NASHVILLE SKYLINE is a weekly column by CMT/CMT.com Editorial Director Chet Flippo.
The year 2002 continues
to mark the return of mainstream country with a vengeance. Alan Jackson, Kenny Chesney and Toby Keith have all delivered strong albums that
have been commercial blockbusters while still maintaining a unique voice.
And now comes the return of the superstars.
After being absent from the stage for varying amounts of months and even years, can the Dixie
Chicks, Shania Twain, Faith Hill and Tim McGraw regain their thrones?
The Chicks delivered a resounding message of yes!
Their albumHome routed the likes of Eminem from the top of the Billboard 200 chart and served notice that they'll
be ruling country's mainstream for years to come. New albums from Twain and Hill remain musical question marks but I've heard
much of Tim McGraw's upcoming album Tim McGraw and the Dancehall Doctors. What I've heard is very impressive and continues
the growth of musical maturity that McGraw has displayed in recent works.
TMDD was recorded away from Nashville,
in an isolated upstate New York State studio, in the sort of total studio immersion that artists like Waylon Jennings used
to use to such great advantage. It marks the first time that McGraw has recorded with his touring band, the Dancehall Doctors,
and their onstage musical rapport is vividly translated onto disc here. Though not a songwriter, McGraw has generally shown
very sharp song sense in selecting his material. That same acumen is displayed here, in a range of 15 songs spanning his usual
mix of emotional ballads and raw-edged country rockers. And McGraw looks outside country for Elton John's lovely "Tiny Dancer,"
which he started performing live after seeing its impact in the movie Almost Famous. Kim Carnes also sings on it. Don
Henley and Timothy B. Schmitt of the Eagles sing on "Illegal," one of two songs here that McGraw originally recorded on the
group Kattl, when he was producing them several years ago.

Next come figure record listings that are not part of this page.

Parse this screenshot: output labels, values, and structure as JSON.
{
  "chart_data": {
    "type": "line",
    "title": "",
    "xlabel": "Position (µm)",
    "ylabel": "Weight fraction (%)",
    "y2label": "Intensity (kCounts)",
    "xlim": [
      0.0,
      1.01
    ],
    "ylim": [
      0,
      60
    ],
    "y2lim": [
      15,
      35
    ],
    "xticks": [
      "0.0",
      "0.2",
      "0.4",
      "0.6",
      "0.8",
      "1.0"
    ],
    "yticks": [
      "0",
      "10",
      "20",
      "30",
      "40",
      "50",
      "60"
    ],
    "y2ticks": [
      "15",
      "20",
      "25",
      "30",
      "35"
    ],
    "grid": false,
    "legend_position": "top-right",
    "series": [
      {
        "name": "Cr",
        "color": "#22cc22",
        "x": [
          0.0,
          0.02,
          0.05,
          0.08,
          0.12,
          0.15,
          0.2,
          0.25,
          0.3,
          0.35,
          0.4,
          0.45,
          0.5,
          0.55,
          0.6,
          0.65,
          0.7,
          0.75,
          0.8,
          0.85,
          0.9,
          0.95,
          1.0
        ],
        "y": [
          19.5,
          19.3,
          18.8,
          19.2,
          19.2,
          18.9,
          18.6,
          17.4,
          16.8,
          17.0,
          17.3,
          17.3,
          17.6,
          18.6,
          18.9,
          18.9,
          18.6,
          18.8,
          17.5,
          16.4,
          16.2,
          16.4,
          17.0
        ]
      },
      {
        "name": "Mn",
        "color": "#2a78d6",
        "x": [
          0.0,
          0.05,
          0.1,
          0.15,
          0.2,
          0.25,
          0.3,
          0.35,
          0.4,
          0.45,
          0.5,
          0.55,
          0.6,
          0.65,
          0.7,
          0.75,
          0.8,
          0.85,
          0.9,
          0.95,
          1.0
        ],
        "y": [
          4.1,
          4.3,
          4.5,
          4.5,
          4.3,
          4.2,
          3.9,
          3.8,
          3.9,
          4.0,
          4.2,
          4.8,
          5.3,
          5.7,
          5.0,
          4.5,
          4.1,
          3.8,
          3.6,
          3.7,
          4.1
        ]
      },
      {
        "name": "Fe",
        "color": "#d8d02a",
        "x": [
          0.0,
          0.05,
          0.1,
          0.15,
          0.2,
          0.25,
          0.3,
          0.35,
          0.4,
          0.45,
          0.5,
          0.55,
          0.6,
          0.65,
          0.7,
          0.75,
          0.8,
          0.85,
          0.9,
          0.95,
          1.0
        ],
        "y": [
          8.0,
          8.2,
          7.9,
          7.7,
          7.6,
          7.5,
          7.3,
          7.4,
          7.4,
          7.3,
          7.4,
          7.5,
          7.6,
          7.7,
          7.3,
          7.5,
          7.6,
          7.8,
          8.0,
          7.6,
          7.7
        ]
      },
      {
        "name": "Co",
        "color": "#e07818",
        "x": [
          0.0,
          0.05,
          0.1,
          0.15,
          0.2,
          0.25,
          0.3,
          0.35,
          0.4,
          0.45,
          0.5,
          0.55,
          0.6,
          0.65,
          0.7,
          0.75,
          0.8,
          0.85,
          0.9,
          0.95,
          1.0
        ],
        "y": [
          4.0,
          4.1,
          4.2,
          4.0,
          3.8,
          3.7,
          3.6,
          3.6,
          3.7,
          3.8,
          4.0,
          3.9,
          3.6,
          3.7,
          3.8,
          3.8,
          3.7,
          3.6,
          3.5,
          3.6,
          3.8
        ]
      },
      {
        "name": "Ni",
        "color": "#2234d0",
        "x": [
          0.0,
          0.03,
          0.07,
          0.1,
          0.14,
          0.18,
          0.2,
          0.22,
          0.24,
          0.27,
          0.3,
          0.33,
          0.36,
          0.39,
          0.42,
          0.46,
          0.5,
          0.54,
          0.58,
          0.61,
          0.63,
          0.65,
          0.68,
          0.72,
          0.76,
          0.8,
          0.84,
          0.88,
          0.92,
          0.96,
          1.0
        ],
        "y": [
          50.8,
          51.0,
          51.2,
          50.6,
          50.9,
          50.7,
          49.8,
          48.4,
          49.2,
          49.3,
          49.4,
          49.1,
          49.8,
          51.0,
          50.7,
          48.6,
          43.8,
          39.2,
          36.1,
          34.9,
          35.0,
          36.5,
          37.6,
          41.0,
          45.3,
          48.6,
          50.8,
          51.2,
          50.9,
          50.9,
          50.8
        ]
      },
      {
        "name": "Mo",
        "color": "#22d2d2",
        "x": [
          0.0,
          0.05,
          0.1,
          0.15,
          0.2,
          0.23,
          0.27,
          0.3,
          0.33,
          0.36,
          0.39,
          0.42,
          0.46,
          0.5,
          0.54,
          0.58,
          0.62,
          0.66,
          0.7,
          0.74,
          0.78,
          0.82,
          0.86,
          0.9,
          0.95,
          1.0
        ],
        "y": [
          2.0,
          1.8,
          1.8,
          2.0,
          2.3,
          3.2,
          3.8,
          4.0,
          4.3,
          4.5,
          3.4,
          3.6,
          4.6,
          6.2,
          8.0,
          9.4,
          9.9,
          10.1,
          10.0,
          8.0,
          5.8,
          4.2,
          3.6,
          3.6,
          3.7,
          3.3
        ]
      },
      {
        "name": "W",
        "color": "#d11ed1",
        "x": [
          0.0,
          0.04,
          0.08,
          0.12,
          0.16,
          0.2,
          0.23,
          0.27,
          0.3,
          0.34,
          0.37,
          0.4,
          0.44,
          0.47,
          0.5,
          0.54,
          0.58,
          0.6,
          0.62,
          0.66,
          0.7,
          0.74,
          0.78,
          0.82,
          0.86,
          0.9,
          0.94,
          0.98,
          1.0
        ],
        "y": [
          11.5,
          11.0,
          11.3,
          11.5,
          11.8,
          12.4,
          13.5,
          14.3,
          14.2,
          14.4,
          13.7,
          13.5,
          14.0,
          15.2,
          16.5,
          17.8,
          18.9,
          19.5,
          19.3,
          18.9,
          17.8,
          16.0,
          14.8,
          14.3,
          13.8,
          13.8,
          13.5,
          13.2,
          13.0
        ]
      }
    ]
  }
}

But it's the first single from that album that's already
kicking up a lot of dust. "Red Ragtop," written by Jason White, tells the story of two young lovers, whose passion takes them
over. The lyrics spell out a chilling narrative:
Life was fast and the world was cruel
And we were young
We decided not to have a child
So we did what we did
And we tried to forget
are very matter-of-fact about what happened after the abortion:
Well you do what you do
And you pay for
And there's no such thing
As what might have been
The song's lyrics were early on posted
on pro-life bulletin boards, have been a hot topic in chat rooms and have elicited much discussion and debate on the CMT.com message boards. In its own way, "Red Ragtop" will undoubtedly be as controversial as Toby Keith's
"Courtesy of the Red, White and Blue." Probably more so. War has never fanned so many personal flames as has personal morality.
As long as there are people who burn to make other people do what they want them to, such songs will flourish. The song has
already polarized many McGraw fans and will certainly stir up many more as people start to actually listen to the words of
what on the surface seems to be another lyrical tale of young romance.
Not all country listeners today recall the
furor that surrounded a Loretta Lynn song in 1975. She was roundly condemned in many quarters for daring to write and record
"The Pill." The birth control pill was a relatively daring subject for the time and for the generally conservative views of
country fans and especially country radio stations. Many, many country stations banned the song. But "The Pill" -- just like
"Red Ragtop" and like many other controversial country songs -- does not preach or advocate anything. It simply tells a story.
That's what the best country songs do. I say bravo to artists like Lynn and McGraw for having the courage to face such issues.